12 Hal Yang Harus Diperhatikan

  1. Dokter tidak mampu menjamin keamanan dan efektifitas vaksin.

  2. Keamanan vaksin belum diuji dengan benar.

  3. Vaksinasi didasarkan pada prinsip yang tidak kokoh, sehingga dapat dipertanyakan.

  4. Vaksin mungkin tercemar.

  5. Efek samping jangka panjang yang serius.

  6. Menimbulkan penyakit yang seharusnya dapat disembuhkan.

  7. Tidak dapat melindungi dari penyakit menular.

  8. Vaksin berhubungan dengan wabah penyakit.

  9. Vaksin tidak dapat dipercayai : vaksin tidak resisten terhadap penyakit tetapi resisten terhadap kesehatan.

  10. Dokter dan profesional kesehatan jarang melaporkan efek buruk vaksin.

  11. Dokter menolak vaksinasi. (walau mungkin hanya sebagian kecil yang menolak vaksinasi)

  12. Vaksinasi lebih mengutamakan keuntungan daripada mengobati.

Semakin jelas sudah apa tujuan sebenarnya vaksinasi dan imunisai bagi kaum muslimin.

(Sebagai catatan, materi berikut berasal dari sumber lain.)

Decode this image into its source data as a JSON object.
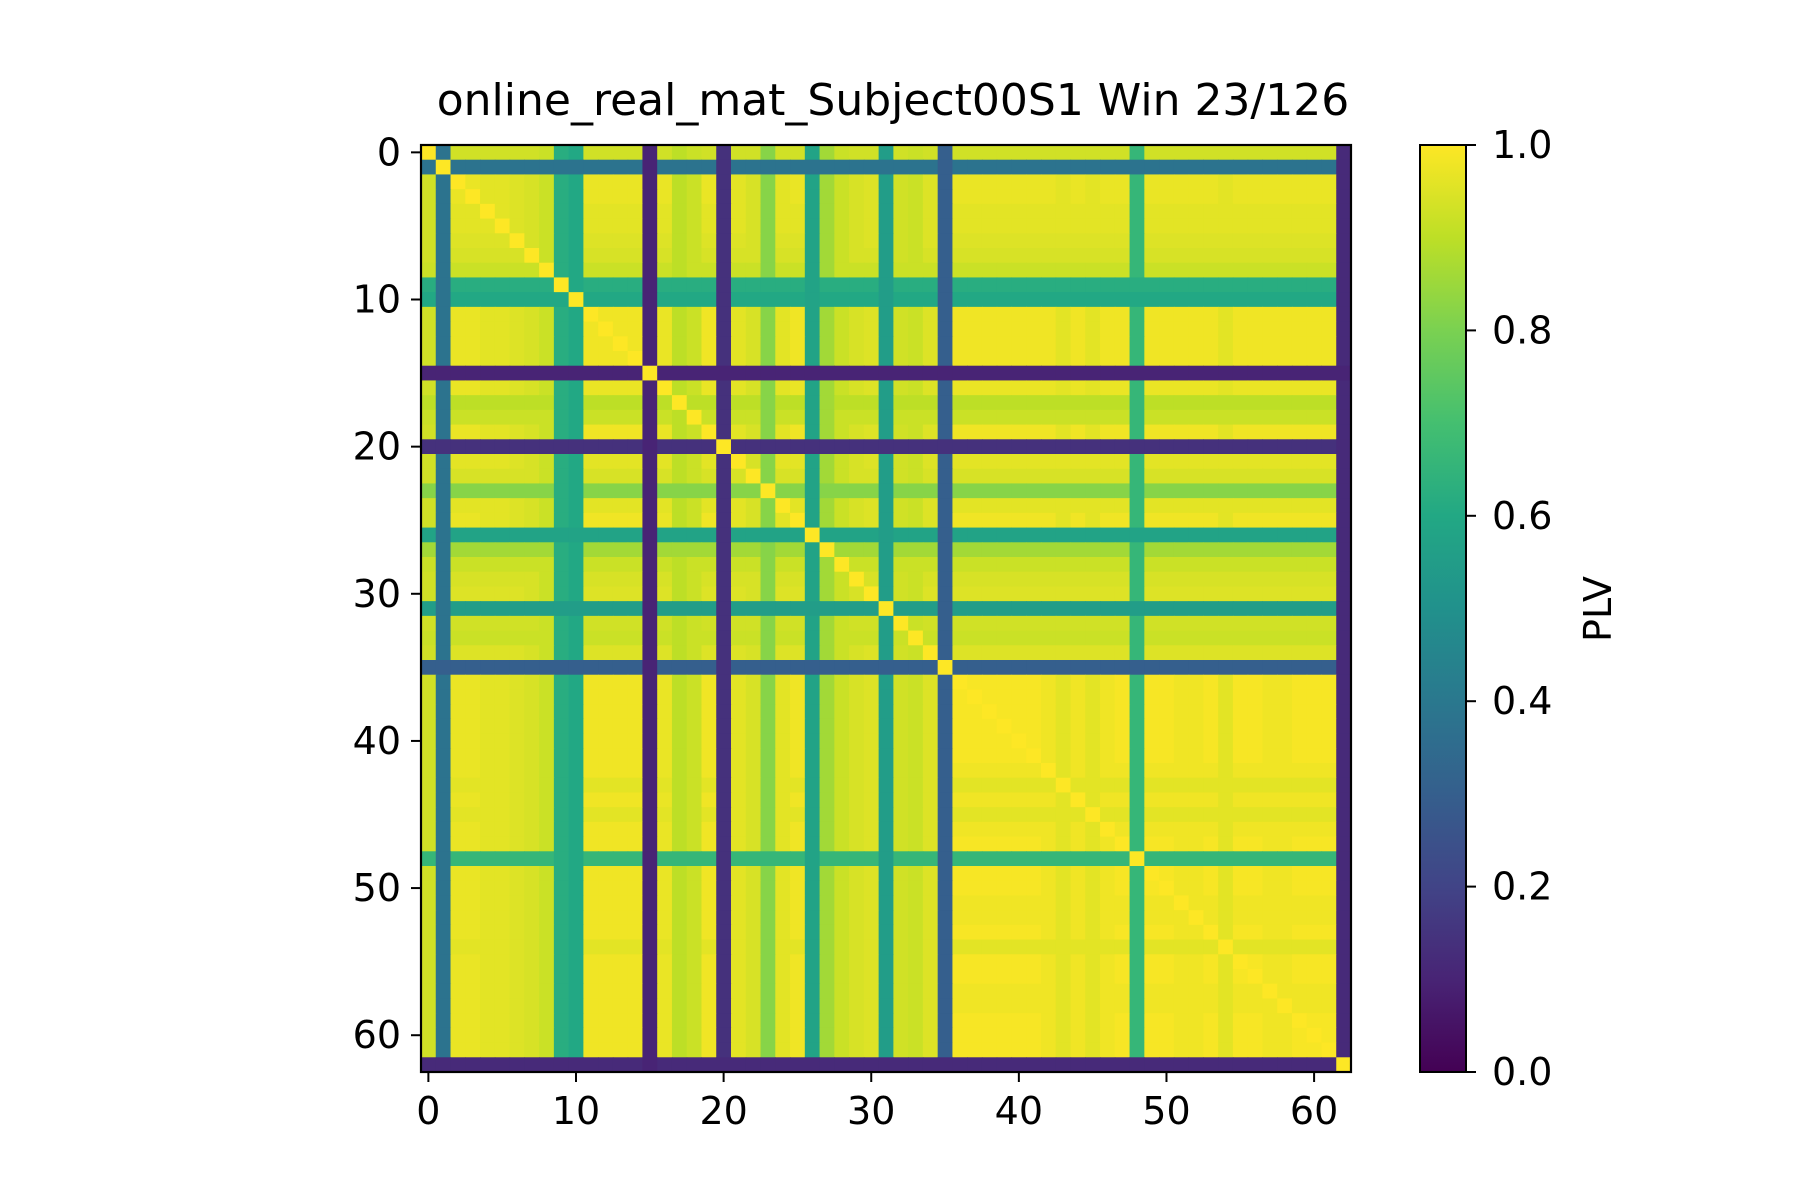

Disamping tujuan bisnis ada tujuan terselubung dari yang menginginkan umat Islam menjadi lemah dan sakit, baik jasmani maupun rohaninya.

Jika tubuh buah hati kita ataupun orang dewasa yang sudah terkena vaksin dan imunisasi maka tugas kita selanjutnya adalah menguatkan sistem imunitas tubuh dengan cara yang alami, halalan thoyyiban. Kemudian lakukanlah detoksifikasi (pembuangan racun), baik itu dengan bekam, gurah, terapi lintah dan sebagainya. Shaum juga insya Allah akan dapat mendetoks tubuh kita dari berbagai macam racun, baik jasmani maupun rohani.

Saya disini hanya menyampaikan, adapun yang memiliki perbedaan pendapat silahkan saja. Setiap perbedaan kita kembalikan kepada Al-Qur’an wa Sunnah. Kita kaji bagaimana hukumnya dari sisi Syar’i. Wallahu ‘alam.